From digital skills to digital citizenship: the stakes of 21st-century education
G7 Summit

From digital skills to digital citizenship: the stakes of 21st-century education

All societies are undergoing rapid, exponential change, in large part due to the technological revolution that is disrupting the way in which we work, live and interact with each other. This trend threatens to deepen exclusion and inequality – both within and between countries. It can only be countered by investing in what best prepares individuals to shape their future: education.

Education is the thread linking the themes of Canada’s G7 presidency, from jobs of the future and inclusive growth to environmental sustainability, gender equality, and peace and security.

The evidence is irrefutable: education has a transformative power to alleviate poverty, to improve health, to nurture the talent and innovation needed to find solutions collaboratively. It is a leading determinant of economic growth, employment and earnings in our knowledge-based economies.

Reorienting education systems is a priority everywhere, in order to prepare students to face the challenges of accelerating globalisation, changing labour markets, migration, and transnational environmental and political upheaval, as well as technological advances.
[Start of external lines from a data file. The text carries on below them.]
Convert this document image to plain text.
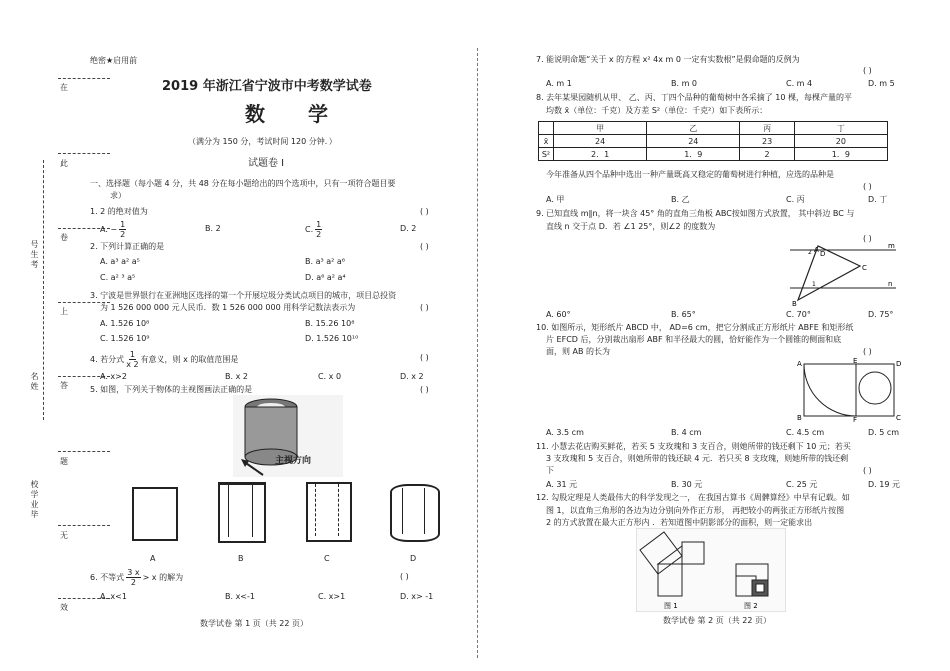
绝密★启用前
在
此
卷
上
答
题
无
效
号生考
名姓
校学业毕
2019 年浙江省宁波市中考数学试卷
数 学
（满分为 150 分，考试时间 120 分钟．）
试题卷 Ⅰ
一、选择题（每小题 4 分，共 48 分在每小题给出的四个选项中，只有一项符合题目要
求）
1. 2 的绝对值为	( )
A. − $\frac{1}{2}$	B. 2	C. $\frac{1}{2}$	D. 2
2. 下列计算正确的是	( )
A. a³ a² a⁵	B. a³ a² a⁶
C. a² ³ a⁵	D. a⁶ a² a⁴
3. 宁波是世界银行在亚洲地区选择的第一个开展垃圾分类试点项目的城市，项目总投资
为 1 526 000 000 元人民币．数 1 526 000 000 用科学记数法表示为	( )
A. 1.526 10⁸	B. 15.26 10⁸
C. 1.526 10⁹	D. 1.526 10¹⁰
4. 若分式 $\frac{1}{x 2}$ 有意义，则 x 的取值范围是	( )
A. x>2	B. x 2	C. x 0	D. x 2
5. 如图，下列关于物体的主视图画法正确的是	( )
主视方向
A	B	C	D
6. 不等式 $\frac{3 x}{2} > x$ 的解为	( )
A. x<1	B. x<-1	C. x>1	D. x> -1
数学试卷 第 1 页（共 22 页）
7. 能说明命题“关于 x 的方程 x² 4x m 0 一定有实数根”是假命题的反例为
( )
A. m 1	B. m 0	C. m 4	D. m 5
8. 去年某果园随机从甲、 乙、丙、丁四个品种的葡萄树中各采摘了 10 棵，每棵产量的平
均数 x̄（单位：千克）及方差 S²（单位：千克²）如下表所示：
	甲	乙	丙	丁
x̄	24	24	23	20
S²	2．1	1．9	2	1．9
今年准备从四个品种中选出一种产量既高又稳定的葡萄树进行种植，应选的品种是
( )
A. 甲	B. 乙	C. 丙	D. 丁
9. 已知直线 m∥n，将一块含 45° 角的直角三角板 ABC按如图方式放置， 其中斜边 BC 与
直线 n 交于点 D．若 ∠1 25°，则∠2 的度数为
( )
A
2 D
B
1
C
m
n
A. 60°	B. 65°	C. 70°	D. 75°
10. 如图所示，矩形纸片 ABCD 中， AD=6 cm，把它分割成正方形纸片 ABFE 和矩形纸
片 EFCD 后，分别裁出扇形 ABF 和半径最大的圆，恰好能作为一个圆锥的侧面和底
面，则 AB 的长为	( )
A	E	D
B	F	C
A. 3.5 cm	B. 4 cm	C. 4.5 cm	D. 5 cm
11. 小慧去花店购买鲜花，若买 5 支玫瑰和 3 支百合，则她所带的钱还剩下 10 元；若买
3 支玫瑰和 5 支百合，则她所带的钱还缺 4 元．若只买 8 支玫瑰，则她所带的钱还剩
下	( )
A. 31 元	B. 30 元	C. 25 元	D. 19 元
12. 勾股定理是人类最伟大的科学发现之一， 在我国古算书《周髀算经》中早有记载。如
图 1，以直角三角形的各边为边分别向外作正方形， 再把较小的两张正方形纸片按图
2 的方式放置在最大正方形内 ．若知道图中阴影部分的面积，则一定能求出
图 1	图 2
数学试卷 第 2 页（共 22 页）
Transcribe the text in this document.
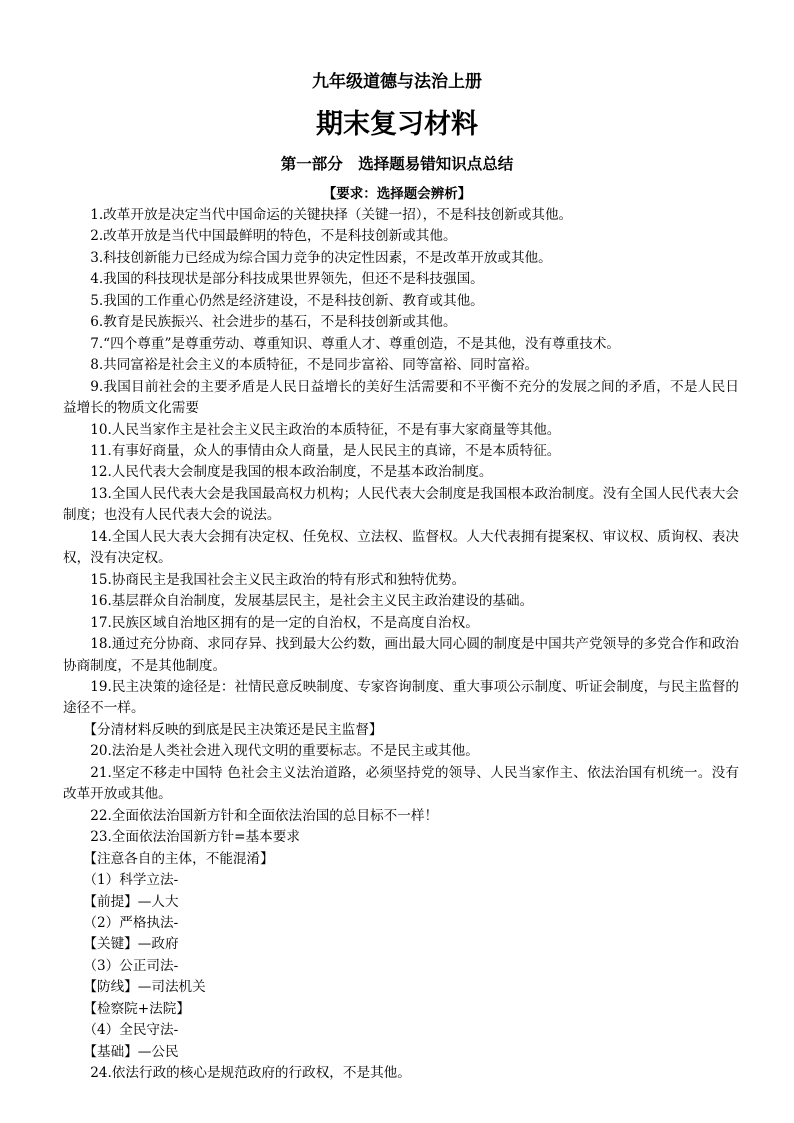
九年级道德与法治上册
期末复习材料
第一部分　选择题易错知识点总结
【要求：选择题会辨析】

1.改革开放是决定当代中国命运的关键抉择（关键一招），不是科技创新或其他。

2.改革开放是当代中国最鲜明的特色，不是科技创新或其他。

3.科技创新能力已经成为综合国力竞争的决定性因素，不是改革开放或其他。

4.我国的科技现状是部分科技成果世界领先，但还不是科技强国。

5.我国的工作重心仍然是经济建设，不是科技创新、教育或其他。

6.教育是民族振兴、社会进步的基石，不是科技创新或其他。

7.“四个尊重”是尊重劳动、尊重知识、尊重人才、尊重创造，不是其他，没有尊重技术。

8.共同富裕是社会主义的本质特征，不是同步富裕、同等富裕、同时富裕。

9.我国目前社会的主要矛盾是人民日益增长的美好生活需要和不平衡不充分的发展之间的矛盾，不是人民日益增长的物质文化需要

10.人民当家作主是社会主义民主政治的本质特征，不是有事大家商量等其他。

11.有事好商量，众人的事情由众人商量，是人民民主的真谛，不是本质特征。

12.人民代表大会制度是我国的根本政治制度，不是基本政治制度。

13.全国人民代表大会是我国最高权力机构；人民代表大会制度是我国根本政治制度。没有全国人民代表大会制度；也没有人民代表大会的说法。

14.全国人民大表大会拥有决定权、任免权、立法权、监督权。人大代表拥有提案权、审议权、质询权、表决权，没有决定权。

15.协商民主是我国社会主义民主政治的特有形式和独特优势。

16.基层群众自治制度，发展基层民主，是社会主义民主政治建设的基础。

17.民族区域自治地区拥有的是一定的自治权，不是高度自治权。

18.通过充分协商、求同存异、找到最大公约数，画出最大同心圆的制度是中国共产党领导的多党合作和政治协商制度，不是其他制度。

19.民主决策的途径是：社情民意反映制度、专家咨询制度、重大事项公示制度、听证会制度，与民主监督的途径不一样。

【分清材料反映的到底是民主决策还是民主监督】

20.法治是人类社会进入现代文明的重要标志。不是民主或其他。

21.坚定不移走中国特 色社会主义法治道路，必须坚持党的领导、人民当家作主、依法治国有机统一。没有改革开放或其他。

22.全面依法治国新方针和全面依法治国的总目标不一样！

23.全面依法治国新方针=基本要求

【注意各自的主体，不能混淆】

（1）科学立法-

【前提】—人大

（2）严格执法-

【关键】—政府

（3）公正司法-

【防线】—司法机关

【检察院+法院】

（4）全民守法-

【基础】—公民

24.依法行政的核心是规范政府的行政权，不是其他。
To be ‘future ready’, education systems need to anticipate shifting skills needs and create more flexible lifelong learning pathways that equip learners with the necessary knowledge, skills, values and attitudes. Digital skills have moved from ‘optional’ to ‘critical’, whether they are basic functional skills or advanced skills for information and communication technologies professions.

Preparing for a new era of work
Although new technologies will likely reduce the number of routine jobs, digitalisation has the potential to generate new jobs through the Internet of Things, robotics and applications of artificial intelligence. Some observers predict that more than two thirds of jobs that will exist in 2030 have not yet been invented.

An estimated 95% of the global population now lives in an area covered by at least a basic 2G mobile network, meaning that developing countries could even leapfrog over some stages of economic development. Yet even across the member countries of the Organisation for Economic Co-operation and Development, over half of all adults have no or limited digital skills, including among the younger generation often considered ‘digital natives’.

Education systems must ensure that all learners – especially women, the poorest and most marginalised – gain a minimum level of digital skills. This calls for comprehensive support to all levels, from developing quality early childhood education and care to modernising higher education and further developing adult education. Investing in teachers and their continuous training to keep apace with innovative teaching methods is imperative.

UNESCO’s annual flagship event, Mobile Learning Week, which in March 2018 focused on the theme of ‘Skills for a Connected World’, is one key opportunity to share best practices from around the world.

But education is about much more than merely providing people with the skills and knowledge to secure employment. It must enable people to live diverse, fulfilled lives and contribute to their societies.

Digital skills need to be complemented by transversal ‘soft skills’ – communication skills, interpersonal skills, problem-solving skills, creativity and critical thinking – vital for navigating a world of complexity.

Our education systems must nurture the global citizens of the future: a generation respectful of cultural diversity that is able to understand different world views and safeguard our environment.

The power of education
UNESCO has been at the forefront of advancing the understanding and practice of global citizenship. It has long advocated for education as the most effective long-term response to prevent the spread of violent extremism, including through our digital literacy programmes.

Despite the recognition of the importance of education, 263 million children, adolescents and youth worldwide are out of school, and of those in school, some 617 million are not achieving minimum proficiency in reading and mathematics.

Furthermore, a lack of investment in education at the global level is jeopardising development prospects. Donors have been shifting their priorities away from education: the share of education in total aid fell six years in a row, from 10% in 2009 to 6.9% in 2015.

Effective education and training systems are essential in delivering on the United Nations Sustainable Development Goals that were universally adopted in 2015, uniting countries around a global plan for a more just, equitable and peaceful future.

UNESCO is fully committed to working with G7 leaders to ensure that education and skills are at the forefront of political agendas. The visit of prime minister Justin Trudeau to UNESCO’s headquarters in April 2018 displayed Canada’s leadership and commitment to global cooperation in this area.

By championing increased public aid to education and innovative financing tools that work together to maximise learning opportunities, particularly through harnessing the potential of digital technologies, the G7 would send a clear message of collective responsibility for education as a global public good, a human right and the main tool for building more resilient societies.